In the decades after the ship’s discovery, the story was diluted and embellished by multiple sources, elevating the mystery to the status of legend.

Mary CelesteOne of the most influential “retellings” of the story is a short story by Arthur Conan Doyle that appeared in Cornhill Magazine in January 1884. It’s entitled J. Habakuk Jephson’s Statement, and, despite the fact that it bore only a ghost of a resemblance to the facts, it intrigued the US Consul in Gibraltar enough for him to start enquiring if any of those details were true.

The Mary Celeste herself became popular after she returned from Genoa due to her spooky new reputation; she was sold at a considerable loss in 1874. Ten years of various voyages later, she became the subject of attempted insurance fraud by her captain, Gilman C. Parker. He deliberately ran her aground on a reef near Port-au-Prince, Haiti.
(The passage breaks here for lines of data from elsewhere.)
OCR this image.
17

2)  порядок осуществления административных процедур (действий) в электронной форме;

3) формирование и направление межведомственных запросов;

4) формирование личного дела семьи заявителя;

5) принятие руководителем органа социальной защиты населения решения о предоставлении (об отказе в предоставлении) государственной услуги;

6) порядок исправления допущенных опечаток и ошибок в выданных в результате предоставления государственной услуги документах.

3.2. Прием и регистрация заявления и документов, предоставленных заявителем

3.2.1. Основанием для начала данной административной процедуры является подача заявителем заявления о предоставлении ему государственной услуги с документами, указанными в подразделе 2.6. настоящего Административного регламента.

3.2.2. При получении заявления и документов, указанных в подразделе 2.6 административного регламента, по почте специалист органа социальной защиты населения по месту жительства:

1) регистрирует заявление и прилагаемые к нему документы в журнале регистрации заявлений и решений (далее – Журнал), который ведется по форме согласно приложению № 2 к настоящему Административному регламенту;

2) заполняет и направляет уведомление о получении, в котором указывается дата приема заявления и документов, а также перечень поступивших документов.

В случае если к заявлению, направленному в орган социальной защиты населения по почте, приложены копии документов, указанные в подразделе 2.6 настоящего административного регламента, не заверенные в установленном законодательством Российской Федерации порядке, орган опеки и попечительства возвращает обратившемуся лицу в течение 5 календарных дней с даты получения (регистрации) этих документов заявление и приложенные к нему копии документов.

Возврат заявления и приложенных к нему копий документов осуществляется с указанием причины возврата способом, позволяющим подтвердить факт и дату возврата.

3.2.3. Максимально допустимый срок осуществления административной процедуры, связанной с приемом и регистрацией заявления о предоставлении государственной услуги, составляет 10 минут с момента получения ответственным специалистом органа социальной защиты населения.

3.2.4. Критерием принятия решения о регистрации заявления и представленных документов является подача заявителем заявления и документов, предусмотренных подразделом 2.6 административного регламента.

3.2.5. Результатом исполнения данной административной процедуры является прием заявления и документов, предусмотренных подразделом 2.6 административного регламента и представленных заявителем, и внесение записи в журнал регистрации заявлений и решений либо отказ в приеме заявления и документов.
The incident tore out her bottom and wrecked her beyond all repair, spelling the end of her sailing career. Parker and his crew were eventually tried for conspiracy to commit insurance fraud.

The tale of her inexplicable abandonment in 1872 has never been forgotten and continues to fascinate historians and armchair detectives alike. Nowadays, she’s known as a notorious ghost ship, the facts of the case entangled with almost 150 years of legends and tall tales. The story has inspired countless films, novels, books, and other media – there are even references to the story in the second season of BBC’s Doctor Who.

No evidence of the lost crew has ever been found, and it’s unlikely that we’ll ever truly know what made them abandon the ship. They and the Mary Celeste are honored by a monument on Spencer’s Island where she was built.